Friday, January 29, 2010

Looking For Robert Parker

Robert Parker came into my life in the early 1990s, when my friend Tracey admonished me to oh my God, read someone who wasn’t Stephen King. The first book I read was a slim little volume called Looking For Rachel Wallace, featuring a tough-guy private eye named Spenser investigating the disappearance of a prominent lesbian-rights activist. What struck me at once was how all the characters seemed instantly real: Spenser, his psychiatrist girlfriend Susan, his best friend Hawk, and Rachel Wallace herself. The fact that the burly man’s man who appeared on the back cover had written a sympathetic, real individual in Rachel Wallace – and allowed Spenser’s reactions to her be real – surprised me. As it turned out, Robert Parker wasn’t done surprising me.

I plunged in at one, relishing the how the seeming simplicity of the writing masked the complexities of the plots. Of course, sometimes the Spenser adventures could be just that – fun, entertaining jaunts punctuated by Spenser and Susan bang-a-thons and extremely detailed descriptions about food and clothing. The more interesting ones, though, were those that delved into deep character development. Early Autumn, which was a departure from the Spenser formula, and for the better. Potshot, a later book that cast Spenser and his cronies become The Magnificent Seven. Small Vices, in which Spenser is shot and partially paralyzed. Spenser is friends with sympathetic hookers and madams, hitmen and Mafioso, gay bodybuilders and police officers. He’s everything to everyone, and despite his mythic status, he always seems real. It becomes easy to ignore that in the early books, Spenser was a Korean war veteran, and in the more recent ones, he was just approaching fifty. What isn’t easy to ignore is that there won’t be any more Spenser stories.
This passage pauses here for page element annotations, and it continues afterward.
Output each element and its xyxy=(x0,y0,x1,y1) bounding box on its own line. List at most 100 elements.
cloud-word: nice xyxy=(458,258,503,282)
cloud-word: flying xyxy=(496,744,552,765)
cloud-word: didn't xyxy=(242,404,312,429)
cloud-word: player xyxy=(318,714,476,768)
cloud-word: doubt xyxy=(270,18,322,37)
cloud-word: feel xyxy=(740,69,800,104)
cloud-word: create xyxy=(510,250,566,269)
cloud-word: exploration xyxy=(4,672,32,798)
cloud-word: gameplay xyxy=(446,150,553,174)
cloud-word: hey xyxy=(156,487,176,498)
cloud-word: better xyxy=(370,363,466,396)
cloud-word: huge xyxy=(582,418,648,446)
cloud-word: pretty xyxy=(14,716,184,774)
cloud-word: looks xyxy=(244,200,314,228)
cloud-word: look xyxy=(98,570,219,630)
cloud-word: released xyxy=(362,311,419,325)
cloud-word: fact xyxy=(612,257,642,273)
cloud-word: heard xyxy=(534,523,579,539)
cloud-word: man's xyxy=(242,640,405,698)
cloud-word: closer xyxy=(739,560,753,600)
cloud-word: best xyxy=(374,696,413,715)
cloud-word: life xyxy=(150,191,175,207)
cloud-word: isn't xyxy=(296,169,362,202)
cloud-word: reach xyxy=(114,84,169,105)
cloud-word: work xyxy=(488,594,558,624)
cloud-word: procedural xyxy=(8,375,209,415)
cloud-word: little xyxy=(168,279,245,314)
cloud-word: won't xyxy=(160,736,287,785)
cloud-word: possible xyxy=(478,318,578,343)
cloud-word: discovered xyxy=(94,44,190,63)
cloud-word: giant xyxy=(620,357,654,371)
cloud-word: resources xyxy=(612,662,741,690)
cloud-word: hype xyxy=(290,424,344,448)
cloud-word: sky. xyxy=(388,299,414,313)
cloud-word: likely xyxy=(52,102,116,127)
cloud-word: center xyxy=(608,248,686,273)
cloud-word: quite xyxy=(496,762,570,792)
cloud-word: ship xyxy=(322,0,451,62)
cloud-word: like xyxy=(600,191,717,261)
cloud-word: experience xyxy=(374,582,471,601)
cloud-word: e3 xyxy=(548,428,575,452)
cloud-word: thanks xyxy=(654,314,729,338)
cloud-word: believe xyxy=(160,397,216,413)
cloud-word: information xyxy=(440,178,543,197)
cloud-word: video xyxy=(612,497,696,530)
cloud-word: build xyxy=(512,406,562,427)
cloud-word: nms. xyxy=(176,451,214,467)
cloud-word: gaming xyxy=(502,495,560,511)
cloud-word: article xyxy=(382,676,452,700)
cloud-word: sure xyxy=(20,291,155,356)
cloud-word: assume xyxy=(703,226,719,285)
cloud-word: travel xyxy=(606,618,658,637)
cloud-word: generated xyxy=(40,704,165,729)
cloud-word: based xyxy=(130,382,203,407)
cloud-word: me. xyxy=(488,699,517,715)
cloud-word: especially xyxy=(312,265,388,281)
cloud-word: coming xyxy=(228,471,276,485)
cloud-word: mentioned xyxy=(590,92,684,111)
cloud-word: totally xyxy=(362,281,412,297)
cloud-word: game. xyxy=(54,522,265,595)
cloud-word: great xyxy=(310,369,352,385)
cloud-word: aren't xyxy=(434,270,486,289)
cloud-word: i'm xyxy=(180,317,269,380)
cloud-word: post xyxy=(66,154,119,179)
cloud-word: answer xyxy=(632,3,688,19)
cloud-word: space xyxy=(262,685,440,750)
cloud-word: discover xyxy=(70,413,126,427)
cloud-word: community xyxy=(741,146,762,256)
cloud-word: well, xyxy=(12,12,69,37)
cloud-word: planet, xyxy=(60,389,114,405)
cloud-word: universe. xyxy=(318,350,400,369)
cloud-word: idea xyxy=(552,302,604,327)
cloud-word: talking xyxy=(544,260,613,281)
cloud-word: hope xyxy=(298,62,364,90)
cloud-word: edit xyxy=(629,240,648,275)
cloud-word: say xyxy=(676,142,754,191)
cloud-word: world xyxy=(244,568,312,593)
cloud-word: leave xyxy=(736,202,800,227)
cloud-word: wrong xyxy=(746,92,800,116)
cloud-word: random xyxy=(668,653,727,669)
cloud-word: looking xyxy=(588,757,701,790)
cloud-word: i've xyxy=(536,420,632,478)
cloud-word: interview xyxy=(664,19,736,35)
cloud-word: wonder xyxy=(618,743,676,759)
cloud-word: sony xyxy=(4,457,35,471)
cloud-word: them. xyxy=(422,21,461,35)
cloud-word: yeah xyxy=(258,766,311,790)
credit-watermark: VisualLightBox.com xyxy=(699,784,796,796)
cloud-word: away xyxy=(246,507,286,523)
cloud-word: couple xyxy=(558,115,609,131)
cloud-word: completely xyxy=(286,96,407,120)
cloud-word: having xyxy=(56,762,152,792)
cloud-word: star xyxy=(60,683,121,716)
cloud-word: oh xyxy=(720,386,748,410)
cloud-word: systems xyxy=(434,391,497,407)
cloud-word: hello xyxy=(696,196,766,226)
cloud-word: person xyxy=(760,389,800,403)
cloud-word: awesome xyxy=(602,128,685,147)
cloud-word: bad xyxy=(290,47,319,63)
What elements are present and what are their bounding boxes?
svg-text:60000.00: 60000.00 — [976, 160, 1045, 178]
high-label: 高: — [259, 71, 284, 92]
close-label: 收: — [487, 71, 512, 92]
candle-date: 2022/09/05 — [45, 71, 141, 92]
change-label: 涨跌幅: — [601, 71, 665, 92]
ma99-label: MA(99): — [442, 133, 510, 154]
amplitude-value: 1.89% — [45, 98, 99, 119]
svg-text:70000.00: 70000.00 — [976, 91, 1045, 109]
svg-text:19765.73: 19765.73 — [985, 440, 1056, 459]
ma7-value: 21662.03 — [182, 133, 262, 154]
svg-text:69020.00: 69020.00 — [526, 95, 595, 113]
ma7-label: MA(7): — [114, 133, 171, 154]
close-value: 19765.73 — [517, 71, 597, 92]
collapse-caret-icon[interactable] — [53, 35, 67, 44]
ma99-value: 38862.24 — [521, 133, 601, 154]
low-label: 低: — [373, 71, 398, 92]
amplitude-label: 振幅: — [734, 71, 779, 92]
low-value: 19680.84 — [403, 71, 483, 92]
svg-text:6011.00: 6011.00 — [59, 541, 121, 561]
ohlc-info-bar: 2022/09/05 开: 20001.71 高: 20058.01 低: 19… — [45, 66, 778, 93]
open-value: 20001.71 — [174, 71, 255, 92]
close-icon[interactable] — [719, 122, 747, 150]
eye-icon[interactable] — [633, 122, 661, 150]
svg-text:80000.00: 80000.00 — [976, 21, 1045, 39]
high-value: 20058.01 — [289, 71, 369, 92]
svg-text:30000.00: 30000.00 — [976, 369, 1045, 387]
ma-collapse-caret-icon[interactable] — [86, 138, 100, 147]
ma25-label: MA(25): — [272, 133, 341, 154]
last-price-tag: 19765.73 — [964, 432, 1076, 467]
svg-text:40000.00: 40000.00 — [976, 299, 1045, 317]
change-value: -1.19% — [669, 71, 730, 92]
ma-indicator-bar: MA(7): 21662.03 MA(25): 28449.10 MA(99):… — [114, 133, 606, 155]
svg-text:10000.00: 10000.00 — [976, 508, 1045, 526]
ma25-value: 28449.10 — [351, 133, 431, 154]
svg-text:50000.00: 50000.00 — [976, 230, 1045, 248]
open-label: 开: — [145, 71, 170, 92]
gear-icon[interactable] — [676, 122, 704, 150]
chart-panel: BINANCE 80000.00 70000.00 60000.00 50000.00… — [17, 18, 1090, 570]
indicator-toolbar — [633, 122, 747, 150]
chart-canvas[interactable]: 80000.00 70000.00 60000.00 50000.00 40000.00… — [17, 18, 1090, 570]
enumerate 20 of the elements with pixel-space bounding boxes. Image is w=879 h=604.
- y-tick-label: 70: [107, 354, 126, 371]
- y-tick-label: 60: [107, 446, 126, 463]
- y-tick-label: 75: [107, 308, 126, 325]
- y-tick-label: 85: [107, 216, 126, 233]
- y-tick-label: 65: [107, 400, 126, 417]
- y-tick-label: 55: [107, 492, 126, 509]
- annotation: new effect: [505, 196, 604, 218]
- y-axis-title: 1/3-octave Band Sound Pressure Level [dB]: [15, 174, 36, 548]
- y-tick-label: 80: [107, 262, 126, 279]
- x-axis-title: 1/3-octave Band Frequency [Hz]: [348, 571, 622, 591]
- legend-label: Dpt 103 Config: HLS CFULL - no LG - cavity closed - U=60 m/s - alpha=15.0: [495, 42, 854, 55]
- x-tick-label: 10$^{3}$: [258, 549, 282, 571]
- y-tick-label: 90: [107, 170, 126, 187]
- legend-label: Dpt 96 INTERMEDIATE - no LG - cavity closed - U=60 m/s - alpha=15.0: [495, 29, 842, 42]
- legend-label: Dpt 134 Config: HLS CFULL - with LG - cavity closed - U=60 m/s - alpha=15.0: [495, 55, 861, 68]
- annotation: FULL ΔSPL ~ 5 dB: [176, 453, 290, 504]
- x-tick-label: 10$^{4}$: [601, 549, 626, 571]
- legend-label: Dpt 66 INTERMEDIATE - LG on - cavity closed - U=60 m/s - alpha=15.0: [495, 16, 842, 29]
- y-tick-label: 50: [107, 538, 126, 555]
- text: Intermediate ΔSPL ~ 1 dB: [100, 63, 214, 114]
Relatively late into his career, Spenser developed series around two other characters – small-town lawman Jesse Stone and female P.I. Sunny Randall. The first Jesse Stone books seemed hungry, necessary – the work of a writer who has been doing one thing for so long, he needed to make some sort of change. The Sunny Randall books started off as a weird experiment and then got more interesting as they went along. And Wilderness, one of his stand-alone books, is one of the best suspense novels I’ve ever read.

Robert Parker wrote his college dissertation on Ross MacDonald, Dashiell Hammett, and Raymond Chandler, but when he wrote, the voice was his own. When I decided to start writing novels, it was Parker’s voice that resonated with me, especially when working on my Wayne Corbin books. The man was such a master of simplicity and grace in his writing – making the difficult look easy, but never frivolous. I had the chance to meet the man two years ago, in his home. It was such an honor to stand with the man in his place of writing, and shake the hand that had written such wonderful stories.

Every year, I pick up a Robert Parker book or two that I may have missed and plow right through it. They go down easy, his mysteries, but they stay with you. The idea that that seemingly endless supply of books now is finite is a crushing thought. He was one of my heroes, and I’m going to miss him terribly.